I have managed to run my version of the code (mentioned in the question) in a docker container without running out of the GPU memory. But the same code still fails to load the model on my OS. It’s a very annoying error.
I tried the above code in my setup. The BitsAndByteConfig and the rest of the classes itself not getting imported. Below is the transformers library version
Name: transformers
Version: 4.30.2
Summary: State-of-the-art Machine Learning for JAX, PyTorch and TensorFlow
Home-page: https://github.com/huggingface/transformers
Author: The Hugging Face team (past and future) with the help of all our contributors (https://github.com/huggingface/transformers/graphs/contributors)

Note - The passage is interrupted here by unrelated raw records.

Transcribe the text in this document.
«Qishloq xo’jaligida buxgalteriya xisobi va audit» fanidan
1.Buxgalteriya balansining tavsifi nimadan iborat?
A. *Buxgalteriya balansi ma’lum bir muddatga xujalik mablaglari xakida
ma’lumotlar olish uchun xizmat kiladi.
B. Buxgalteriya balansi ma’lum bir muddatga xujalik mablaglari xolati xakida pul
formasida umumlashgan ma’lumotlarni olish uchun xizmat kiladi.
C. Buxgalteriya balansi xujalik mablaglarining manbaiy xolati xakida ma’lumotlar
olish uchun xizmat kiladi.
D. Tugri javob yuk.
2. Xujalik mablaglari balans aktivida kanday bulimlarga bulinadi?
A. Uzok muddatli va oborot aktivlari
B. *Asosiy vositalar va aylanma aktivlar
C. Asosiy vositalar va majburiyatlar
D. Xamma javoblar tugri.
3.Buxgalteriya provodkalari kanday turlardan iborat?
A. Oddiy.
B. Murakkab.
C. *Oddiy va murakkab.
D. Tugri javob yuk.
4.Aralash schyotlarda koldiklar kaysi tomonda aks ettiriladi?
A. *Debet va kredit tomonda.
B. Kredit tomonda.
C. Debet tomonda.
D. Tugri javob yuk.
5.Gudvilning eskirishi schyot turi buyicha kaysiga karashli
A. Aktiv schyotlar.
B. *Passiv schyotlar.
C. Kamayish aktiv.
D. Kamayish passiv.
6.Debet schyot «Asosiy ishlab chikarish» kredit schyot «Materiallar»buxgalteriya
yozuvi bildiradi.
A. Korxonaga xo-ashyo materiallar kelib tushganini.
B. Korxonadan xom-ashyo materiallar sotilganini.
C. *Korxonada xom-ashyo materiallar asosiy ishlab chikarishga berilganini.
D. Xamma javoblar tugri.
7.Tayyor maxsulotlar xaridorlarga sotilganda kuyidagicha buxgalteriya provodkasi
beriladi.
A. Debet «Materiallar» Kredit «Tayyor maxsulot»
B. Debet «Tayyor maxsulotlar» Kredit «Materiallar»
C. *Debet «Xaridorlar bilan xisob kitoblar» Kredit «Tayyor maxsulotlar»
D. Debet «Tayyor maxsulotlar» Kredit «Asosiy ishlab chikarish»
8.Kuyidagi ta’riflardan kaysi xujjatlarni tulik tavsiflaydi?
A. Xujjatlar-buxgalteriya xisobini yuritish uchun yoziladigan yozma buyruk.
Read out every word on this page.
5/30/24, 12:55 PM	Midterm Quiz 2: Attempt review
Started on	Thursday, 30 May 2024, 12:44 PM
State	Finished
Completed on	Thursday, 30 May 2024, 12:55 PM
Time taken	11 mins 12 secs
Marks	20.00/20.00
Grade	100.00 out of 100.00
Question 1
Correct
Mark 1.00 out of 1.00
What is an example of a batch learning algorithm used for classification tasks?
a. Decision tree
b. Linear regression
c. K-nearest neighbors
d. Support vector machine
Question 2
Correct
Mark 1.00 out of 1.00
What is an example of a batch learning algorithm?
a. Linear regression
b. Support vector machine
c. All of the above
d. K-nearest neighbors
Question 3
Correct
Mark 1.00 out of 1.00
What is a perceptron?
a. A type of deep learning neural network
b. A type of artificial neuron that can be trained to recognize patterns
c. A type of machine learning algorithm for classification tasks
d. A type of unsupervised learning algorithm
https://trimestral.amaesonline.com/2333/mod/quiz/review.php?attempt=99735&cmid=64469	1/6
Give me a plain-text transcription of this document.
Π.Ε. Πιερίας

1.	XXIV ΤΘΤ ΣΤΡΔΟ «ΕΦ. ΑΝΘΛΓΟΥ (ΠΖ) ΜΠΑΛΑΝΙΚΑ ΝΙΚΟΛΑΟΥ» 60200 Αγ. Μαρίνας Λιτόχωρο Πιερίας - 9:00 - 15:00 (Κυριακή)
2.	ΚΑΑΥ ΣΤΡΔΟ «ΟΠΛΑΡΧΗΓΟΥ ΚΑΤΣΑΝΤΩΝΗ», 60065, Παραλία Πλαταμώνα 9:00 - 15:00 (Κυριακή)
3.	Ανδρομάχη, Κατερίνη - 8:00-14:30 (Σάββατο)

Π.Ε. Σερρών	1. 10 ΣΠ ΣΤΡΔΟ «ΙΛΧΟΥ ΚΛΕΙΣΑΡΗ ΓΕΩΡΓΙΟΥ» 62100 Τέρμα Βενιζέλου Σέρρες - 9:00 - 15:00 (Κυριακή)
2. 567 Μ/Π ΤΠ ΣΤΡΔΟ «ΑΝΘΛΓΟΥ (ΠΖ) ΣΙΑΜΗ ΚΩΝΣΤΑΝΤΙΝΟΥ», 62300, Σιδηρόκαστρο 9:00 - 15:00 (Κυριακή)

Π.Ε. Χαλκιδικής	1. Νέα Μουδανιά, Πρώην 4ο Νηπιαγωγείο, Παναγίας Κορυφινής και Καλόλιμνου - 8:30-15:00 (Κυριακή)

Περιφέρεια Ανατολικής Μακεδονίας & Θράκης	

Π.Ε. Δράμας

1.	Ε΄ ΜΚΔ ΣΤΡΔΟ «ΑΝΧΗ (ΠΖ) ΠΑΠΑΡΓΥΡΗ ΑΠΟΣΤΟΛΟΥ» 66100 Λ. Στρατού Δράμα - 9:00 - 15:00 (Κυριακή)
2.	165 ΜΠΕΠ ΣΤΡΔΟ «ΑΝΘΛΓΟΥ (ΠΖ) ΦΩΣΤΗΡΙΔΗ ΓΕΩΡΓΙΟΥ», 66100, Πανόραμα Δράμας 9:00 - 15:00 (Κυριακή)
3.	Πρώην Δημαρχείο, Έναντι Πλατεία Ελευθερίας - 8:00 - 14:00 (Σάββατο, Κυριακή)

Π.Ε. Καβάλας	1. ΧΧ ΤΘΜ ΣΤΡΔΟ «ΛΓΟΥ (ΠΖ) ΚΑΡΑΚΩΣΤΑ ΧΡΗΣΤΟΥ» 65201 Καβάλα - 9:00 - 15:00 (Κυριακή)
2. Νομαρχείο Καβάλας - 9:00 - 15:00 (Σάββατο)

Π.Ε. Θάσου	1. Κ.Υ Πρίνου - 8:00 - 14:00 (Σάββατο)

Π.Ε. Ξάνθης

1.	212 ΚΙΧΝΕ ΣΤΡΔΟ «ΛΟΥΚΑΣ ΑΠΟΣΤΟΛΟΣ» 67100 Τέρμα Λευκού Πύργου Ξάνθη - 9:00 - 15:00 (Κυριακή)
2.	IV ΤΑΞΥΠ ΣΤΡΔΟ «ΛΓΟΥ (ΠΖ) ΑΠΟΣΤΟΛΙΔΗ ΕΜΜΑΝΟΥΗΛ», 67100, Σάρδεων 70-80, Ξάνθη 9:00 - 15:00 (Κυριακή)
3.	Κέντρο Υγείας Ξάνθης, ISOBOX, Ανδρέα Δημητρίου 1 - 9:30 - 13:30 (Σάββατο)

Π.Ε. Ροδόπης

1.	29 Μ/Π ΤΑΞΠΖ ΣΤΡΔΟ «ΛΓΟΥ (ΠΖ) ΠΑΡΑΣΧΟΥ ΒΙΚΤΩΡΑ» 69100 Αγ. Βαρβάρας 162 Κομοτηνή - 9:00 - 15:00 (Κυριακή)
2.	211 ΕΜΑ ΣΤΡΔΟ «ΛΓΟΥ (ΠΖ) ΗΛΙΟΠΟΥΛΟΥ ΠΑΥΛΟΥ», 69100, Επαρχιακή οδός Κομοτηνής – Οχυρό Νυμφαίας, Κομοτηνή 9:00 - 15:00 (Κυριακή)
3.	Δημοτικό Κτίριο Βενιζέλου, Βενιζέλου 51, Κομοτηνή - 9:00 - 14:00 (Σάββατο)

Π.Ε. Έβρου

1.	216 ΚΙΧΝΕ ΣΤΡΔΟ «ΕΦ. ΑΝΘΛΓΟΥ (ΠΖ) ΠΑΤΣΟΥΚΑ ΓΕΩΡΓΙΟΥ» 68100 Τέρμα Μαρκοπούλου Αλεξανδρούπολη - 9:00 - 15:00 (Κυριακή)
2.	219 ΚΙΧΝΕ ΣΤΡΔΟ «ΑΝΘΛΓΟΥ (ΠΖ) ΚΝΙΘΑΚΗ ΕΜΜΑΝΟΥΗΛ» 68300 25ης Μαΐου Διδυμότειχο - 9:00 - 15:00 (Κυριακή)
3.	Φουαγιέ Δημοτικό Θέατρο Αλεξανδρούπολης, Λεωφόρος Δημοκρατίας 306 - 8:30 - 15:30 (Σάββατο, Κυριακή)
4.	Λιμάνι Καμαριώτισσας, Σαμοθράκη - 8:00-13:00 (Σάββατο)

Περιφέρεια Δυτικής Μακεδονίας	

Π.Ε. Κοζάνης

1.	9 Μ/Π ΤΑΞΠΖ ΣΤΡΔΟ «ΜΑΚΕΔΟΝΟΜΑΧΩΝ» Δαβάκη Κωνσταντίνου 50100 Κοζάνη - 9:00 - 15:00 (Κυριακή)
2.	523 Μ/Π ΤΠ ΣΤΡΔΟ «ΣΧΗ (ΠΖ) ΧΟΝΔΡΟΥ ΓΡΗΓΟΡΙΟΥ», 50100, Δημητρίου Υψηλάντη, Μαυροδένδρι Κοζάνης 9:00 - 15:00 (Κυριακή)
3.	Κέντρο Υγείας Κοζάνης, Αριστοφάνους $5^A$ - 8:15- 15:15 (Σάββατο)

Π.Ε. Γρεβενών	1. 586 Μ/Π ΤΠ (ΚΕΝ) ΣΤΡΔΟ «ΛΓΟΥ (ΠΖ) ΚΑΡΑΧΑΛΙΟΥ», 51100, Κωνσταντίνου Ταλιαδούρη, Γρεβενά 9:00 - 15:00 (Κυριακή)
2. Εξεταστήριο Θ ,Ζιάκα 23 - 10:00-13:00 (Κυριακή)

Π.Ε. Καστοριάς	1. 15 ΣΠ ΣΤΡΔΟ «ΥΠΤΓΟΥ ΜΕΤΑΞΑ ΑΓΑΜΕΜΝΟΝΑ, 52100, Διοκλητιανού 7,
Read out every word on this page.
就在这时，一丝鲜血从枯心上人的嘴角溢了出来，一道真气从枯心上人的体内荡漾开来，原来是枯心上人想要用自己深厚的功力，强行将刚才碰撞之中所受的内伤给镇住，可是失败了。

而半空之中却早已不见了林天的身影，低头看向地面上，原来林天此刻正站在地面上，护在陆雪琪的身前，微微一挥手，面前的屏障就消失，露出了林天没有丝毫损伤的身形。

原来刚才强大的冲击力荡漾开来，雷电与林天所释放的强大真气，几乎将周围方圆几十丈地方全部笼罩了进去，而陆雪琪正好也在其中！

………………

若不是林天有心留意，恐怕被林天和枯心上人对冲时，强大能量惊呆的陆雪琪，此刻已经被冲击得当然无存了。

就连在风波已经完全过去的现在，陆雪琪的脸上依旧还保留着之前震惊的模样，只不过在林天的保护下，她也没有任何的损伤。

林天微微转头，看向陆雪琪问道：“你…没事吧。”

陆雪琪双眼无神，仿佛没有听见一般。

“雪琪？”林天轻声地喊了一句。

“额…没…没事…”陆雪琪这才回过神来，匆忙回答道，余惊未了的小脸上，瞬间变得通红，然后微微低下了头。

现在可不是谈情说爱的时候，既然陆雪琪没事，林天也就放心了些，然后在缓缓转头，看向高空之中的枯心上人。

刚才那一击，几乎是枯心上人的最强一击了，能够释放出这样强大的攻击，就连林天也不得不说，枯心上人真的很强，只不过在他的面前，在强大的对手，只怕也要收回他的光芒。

Author-email: transformers@huggingface.co
License: Apache 2.0 License
Location: /home/user/jupyter_env/lib/python3.11/site-packages
Requires: filelock, huggingface-hub, numpy, packaging, pyyaml, regex, requests, safetensors, tokenizers, tqdm
Required-by: peft, sentence-transformers
The bitsandbytes version details are shown below
Name: bitsandbytes
Version: 0.40.1.post1
Summary: k-bit optimizers and matrix multiplication routines.
Home-page: https://github.com/TimDettmers/bitsandbytes
Author: Tim Dettmers
Author-email: dettmers@cs.washington.edu
License: MIT
Location: /home/kamal/jupyter_env/lib/python3.11/site-packages
Requires:
Required-by:
The error that occurs is show below
---------------------------------------------------------------------------
ImportError Traceback (most recent call last)
Cell In[16], line 1
----> 1 from transformers import AutoModelForCausalLM, AutoTokenizer, StoppingCriteria, StoppingCriteriaList, BitsAndBytesConfig
2 from torch import cuda, bfloat16
ImportError: cannot import name 'BitsAndBytesConfig' from 'transformers' (/home/user/jupyter_env/lib/python3.11/site-packages/transformers/__init__.py)
The code is in jupyter notebook, and its running inside virtual environment. Unable to figure out the cause of the issue
Is there a way to push the adapter model using the .push_to_hub method? I’m curious about why the TypeError occurred when I installed the GitHub version of the package.